Reclaiming lost ground

Bankers on both sides of the Strait have big expansion plans

Reclaiming lost ground

Guo: plans to open in Taipei

Last year, Chinese banks provided Taiwanese companies with loans worth more than Rmb230 billion ($34 billion). Most of these companies are doing business in China itself, a market Taiwan’s banks traditionally found off-limits.

This is set to change: the island’s banks will now be allowed to provide financial services in renminbi to Taiwanese companies that operate in China, the Association for Relations Across the Taiwan Straits announced last week.

The latest moves come six months after the Taiwan government approved measures also allowing the banks to set up branches in the mainland, as well as to buy into their Chinese counterparts.

For the island’s bank bosses, this is an important opportunity. “Many of the best, fastest growing, and most profitable customers have gone to the mainland and the financial industry is running to those clients. Once it is open, we hope to win back lost business,” a spokesman for China Development Financial Holdings, one of Taiwan’s largest financial institutions, told Guangzhou Daily.

Acquiring access to this key client-base will boost the financial industry back home. Strong loan demand and higher returns on capital on the mainland should help offset some of the lower margins in Taiwan’s highly fragmented domestic market.

The changes will come slowly. Under the agreement, Taiwan banks will be allowed to conduct business in the yuan currency once they establish a branch on the mainland for one year. They can also apply to offer yuan loans to mainland-based Taiwanese companies if the bank branches are profitable after that first year of operation.

No surprise, then, that one foreign analyst predicted to Bloomberg that the new rules will not produce “anything solid” for two years.

But Taiwan’s banks are already preparing to leap into the Chinese market.

Last week, the Taiwanese financial regulator approved the applications of four banks that want to establish branches. The lenders must now get approval from the Chinese regulator, but hope to be open for business before the end of the year, reports Caijing.

The spirit of financial cooperation is also flowing in the opposite direction across the Strait, with Chinese banks seeking to set up shop in Taiwan.

Bank of China has already applied to set up a branch in Taipei, which will mostly provide corporate finance services. The bank will likely leverage its extensive experience of doing business with firms from Taiwan: 80% of Taiwanese businessmen in China are Bank of China customers, reports 21CN Business Herald.

China Construction Bank is also planning to cross the Strait: the bank’s chairman, Guo Shuqing, told journalists that “it is in the interests of both us and our clients,” although it has not yet decided whether it will enter the market by opening a branch, establishing a joint venture, or by purchasing a stake in a local bank.

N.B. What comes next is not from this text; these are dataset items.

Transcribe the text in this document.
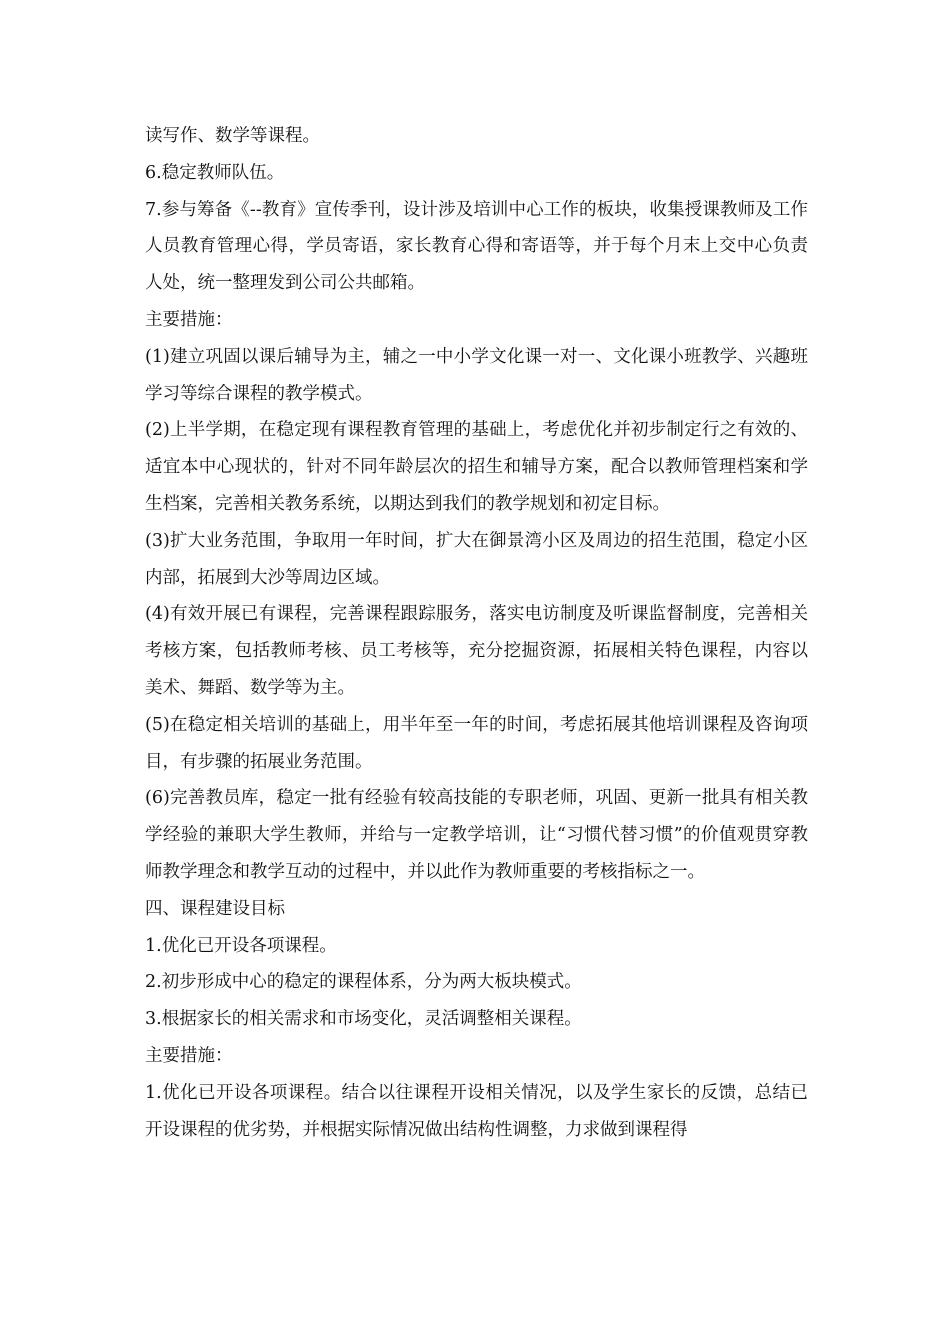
读写作、数学等课程。

6.稳定教师队伍。

7.参与筹备《--教育》宣传季刊，设计涉及培训中心工作的板块，收集授课教师及工作人员教育管理心得，学员寄语，家长教育心得和寄语等，并于每个月末上交中心负责人处，统一整理发到公司公共邮箱。

主要措施：

(1)建立巩固以课后辅导为主，辅之一中小学文化课一对一、文化课小班教学、兴趣班学习等综合课程的教学模式。

(2)上半学期，在稳定现有课程教育管理的基础上，考虑优化并初步制定行之有效的、适宜本中心现状的，针对不同年龄层次的招生和辅导方案，配合以教师管理档案和学生档案，完善相关教务系统，以期达到我们的教学规划和初定目标。

(3)扩大业务范围，争取用一年时间，扩大在御景湾小区及周边的招生范围，稳定小区内部，拓展到大沙等周边区域。

(4)有效开展已有课程，完善课程跟踪服务，落实电访制度及听课监督制度，完善相关考核方案，包括教师考核、员工考核等，充分挖掘资源，拓展相关特色课程，内容以美术、舞蹈、数学等为主。

(5)在稳定相关培训的基础上，用半年至一年的时间，考虑拓展其他培训课程及咨询项目，有步骤的拓展业务范围。

(6)完善教员库，稳定一批有经验有较高技能的专职老师，巩固、更新一批具有相关教学经验的兼职大学生教师，并给与一定教学培训，让“习惯代替习惯”的价值观贯穿教师教学理念和教学互动的过程中，并以此作为教师重要的考核指标之一。

四、课程建设目标

1.优化已开设各项课程。

2.初步形成中心的稳定的课程体系，分为两大板块模式。

3.根据家长的相关需求和市场变化，灵活调整相关课程。

主要措施：

1.优化已开设各项课程。结合以往课程开设相关情况，以及学生家长的反馈，总结已开设课程的优劣势，并根据实际情况做出结构性调整，力求做到课程得
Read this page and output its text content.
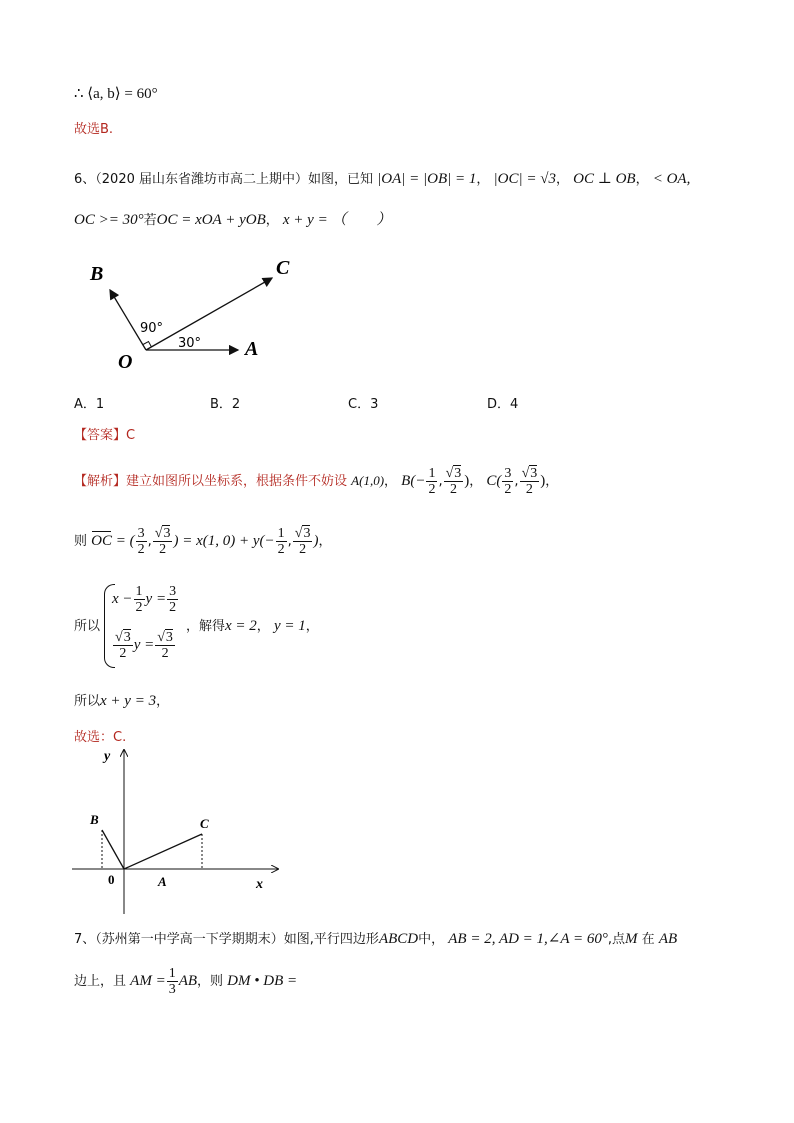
∴ ⟨a, b⟩ = 60°
故选B.
6、（2020 届山东省潍坊市高二上期中）如图，已知 |OA| = |OB| = 1， |OC| = √3， OC ⊥ OB， < OA,
OC >= 30°若OC = xOA + yOB， x + y = （　　）
B	C
O
A
90°
30°
A．1	B．2	C．3	D．4
【答案】C
【解析】建立如图所以坐标系，根据条件不妨设 A(1,0)， $B(- \frac{1}{2}$ , $\frac{√3}{2}$ )， $C( \frac{3}{2}$ , $\frac{√3}{2}$ )，
则 OC = ( $\frac{3}{2}$ , $\frac{√3}{2}$ ) = x(1, $0) + y(- \frac{1}{2}$ , $\frac{√3}{2}$ )，
所以
$x - \frac{1}{2}$ $y = \frac{3}{2}$
$\frac{√3}{2}$ $y = \frac{√3}{2}$
，解得x = 2， y = 1，
所以x + y = 3，
故选：C.
y
x
0	A
B	C
7、（苏州第一中学高一下学期期末）如图,平行四边形ABCD中， AB = 2, AD = 1,∠A = 60°,点M 在 AB
边上，且 AM = $\frac{1}{3}$ AB，则 DM • DB =
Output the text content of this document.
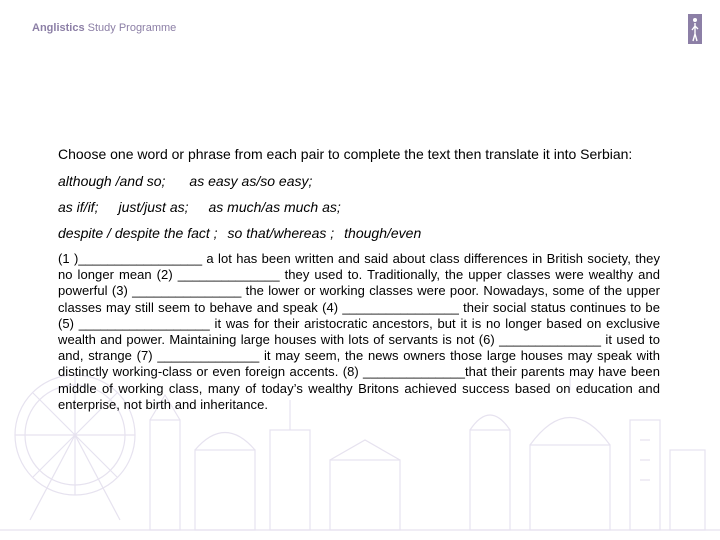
Anglistics Study Programme

Choose one word or phrase from each pair to complete the text then translate it into Serbian:

although /and so; as easy as/so easy;
as if/if; just/just as; as much/as much as;
despite / despite the fact ; so that/whereas ; though/even

(1 )_________________ a lot has been written and said about class differences in British society, they no longer mean (2) ______________ they used to. Traditionally, the upper classes were wealthy and powerful (3) _______________ the lower or working classes were poor. Nowadays, some of the upper classes may still seem to behave and speak (4) ________________ their social status continues to be (5) __________________ it was for their aristocratic ancestors, but it is no longer based on exclusive wealth and power. Maintaining large houses with lots of servants is not (6) ______________ it used to and, strange (7) ______________ it may seem, the news owners those large houses may speak with distinctly working-class or even foreign accents. (8) ______________that their parents may have been middle of working class, many of today’s wealthy Britons achieved success based on education and enterprise, not birth and inheritance.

While China’s largest banks have the resources to become major players in the Taiwanese market (regulators permitting), Taiwanese banks, due to their smaller size, will face a harder time.

That is also going to make M&A more challenging, especially when it comes to buying into their Chinese counterparts. A stake in a top-tier municipal bank will come with such a high price tag that Taiwanese banks may have to be satisfied with buying into less prestigious banks in second or third-tier cities, says China Economic News Service.

Nor should they take too long in picking their investment targets, the newspaper adds. The window of opportunity for creating a partnership with a local bank will probably only be open for another three years.